1# Test QUIC connectivity using curl (requires HTTP/3 support)
2curl --http3 -I https://site-a.com
3curl --http3 -I https://site-b.com
4
5# Check Nginx configuration validity
6nginx -t
7
8# Verify which server blocks listen for QUIC
9nginx -T | grep -A2 'listen.*quic'

You can also use online tools like Qualys SSL Labs or http3check.net to verify that HTTP/3 is properly configured for each domain.

The Bigger Lesson

This bug reveals a fundamental shift in how web servers need to be configured. For twenty years, web servers dealt exclusively with TCP. Virtual hosting, SNI, certificate selection — everything was designed around TCP's connection model.

HTTP/3 and QUIC introduce a parallel transport layer that runs over UDP. This means every configuration assumption that implicitly relied on "all traffic arrives via TCP" needs to be revisited. Nginx's server block matching, which worked perfectly in a TCP-only world, can produce unexpected results when some blocks speak UDP and others don't.

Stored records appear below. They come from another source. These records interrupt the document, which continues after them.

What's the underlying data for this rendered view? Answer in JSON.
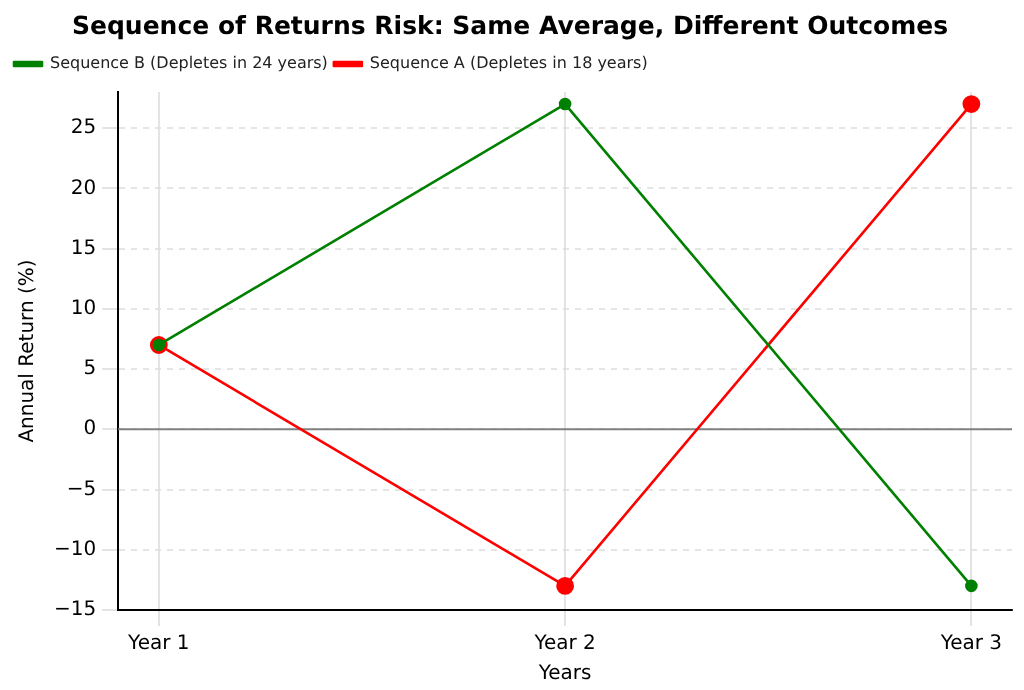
{
  "chart_data": {
    "type": "line",
    "title": "Sequence of Returns Risk: Same Average, Different Outcomes",
    "xlabel": "Years",
    "ylabel": "Annual Return (%)",
    "categories": [
      "Year 1",
      "Year 2",
      "Year 3"
    ],
    "series": [
      {
        "name": "Sequence A (Depletes in 18 years)",
        "color": "#ff0000",
        "values": [
          7,
          -13,
          27
        ]
      },
      {
        "name": "Sequence B (Depletes in 24 years)",
        "color": "#008000",
        "values": [
          7,
          27,
          -13
        ]
      }
    ],
    "ylim": [
      -15,
      28
    ],
    "yticks": [
      -15,
      -10,
      -5,
      0,
      5,
      10,
      15,
      20,
      25
    ],
    "ref_lines": [
      {
        "axis": "y",
        "value": 0,
        "color": "#808080"
      }
    ],
    "grid": true,
    "legend": "top left",
    "marker": "circle",
    "line_style": "solid"
  }
}
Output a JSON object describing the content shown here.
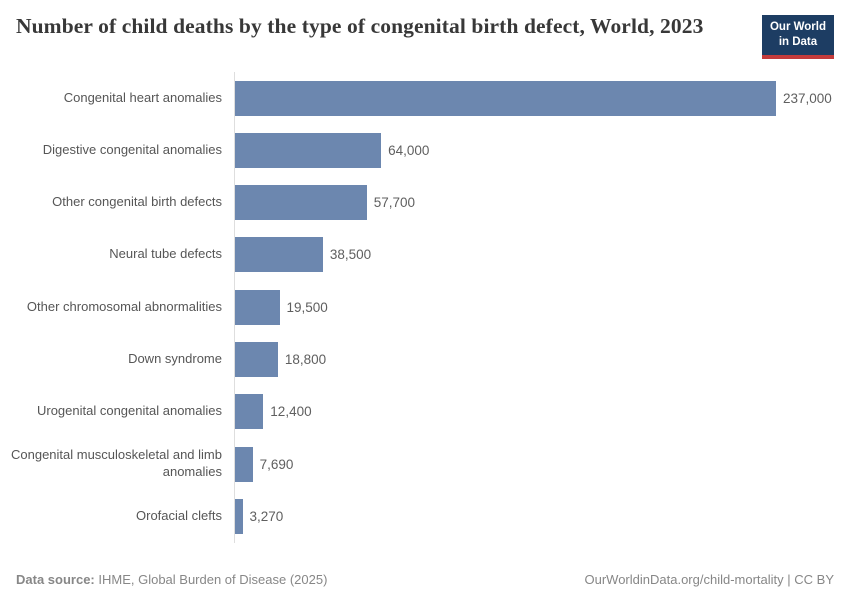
{
  "header": {
    "title": "Number of child deaths by the type of congenital birth defect, World, 2023",
    "logo": {
      "line1": "Our World",
      "line2": "in Data"
    }
  },
  "chart_data": {
    "type": "bar",
    "orientation": "horizontal",
    "title": "Number of child deaths by the type of congenital birth defect, World, 2023",
    "categories": [
      "Congenital heart anomalies",
      "Digestive congenital anomalies",
      "Other congenital birth defects",
      "Neural tube defects",
      "Other chromosomal abnormalities",
      "Down syndrome",
      "Urogenital congenital anomalies",
      "Congenital musculoskeletal and limb anomalies",
      "Orofacial clefts"
    ],
    "values": [
      237000,
      64000,
      57700,
      38500,
      19500,
      18800,
      12400,
      7690,
      3270
    ],
    "value_labels": [
      "237,000",
      "64,000",
      "57,700",
      "38,500",
      "19,500",
      "18,800",
      "12,400",
      "7,690",
      "3,270"
    ],
    "xlabel": "",
    "ylabel": "",
    "xlim": [
      0,
      237000
    ],
    "grid": false,
    "legend": "none",
    "bar_color": "#6c87af",
    "axis_line_color": "#dedede"
  },
  "footer": {
    "source_label": "Data source:",
    "source_text": " IHME, Global Burden of Disease (2025)",
    "link_text": "OurWorldinData.org/child-mortality | CC BY"
  },
  "colors": {
    "title": "#383838",
    "category_label": "#565656",
    "value_label": "#5f5f5f",
    "footer_text": "#878787",
    "logo_navy": "#1d3d63",
    "logo_red": "#c43b3b"
  }
}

The transition from TCP to UDP-based protocols is one of the most significant changes in internet infrastructure in decades. It's happening gradually, driven by performance needs (especially on mobile), and most of the time it's invisible. But when it creates bugs like this one — bugs that seem to violate the fundamental rules of how HTTPS works — it's a reminder that the ground beneath our servers is shifting.

The fix is simple. The lesson is not: in a world where protocols are evolving, consistency across your server configurations isn't optional — it's a security requirement.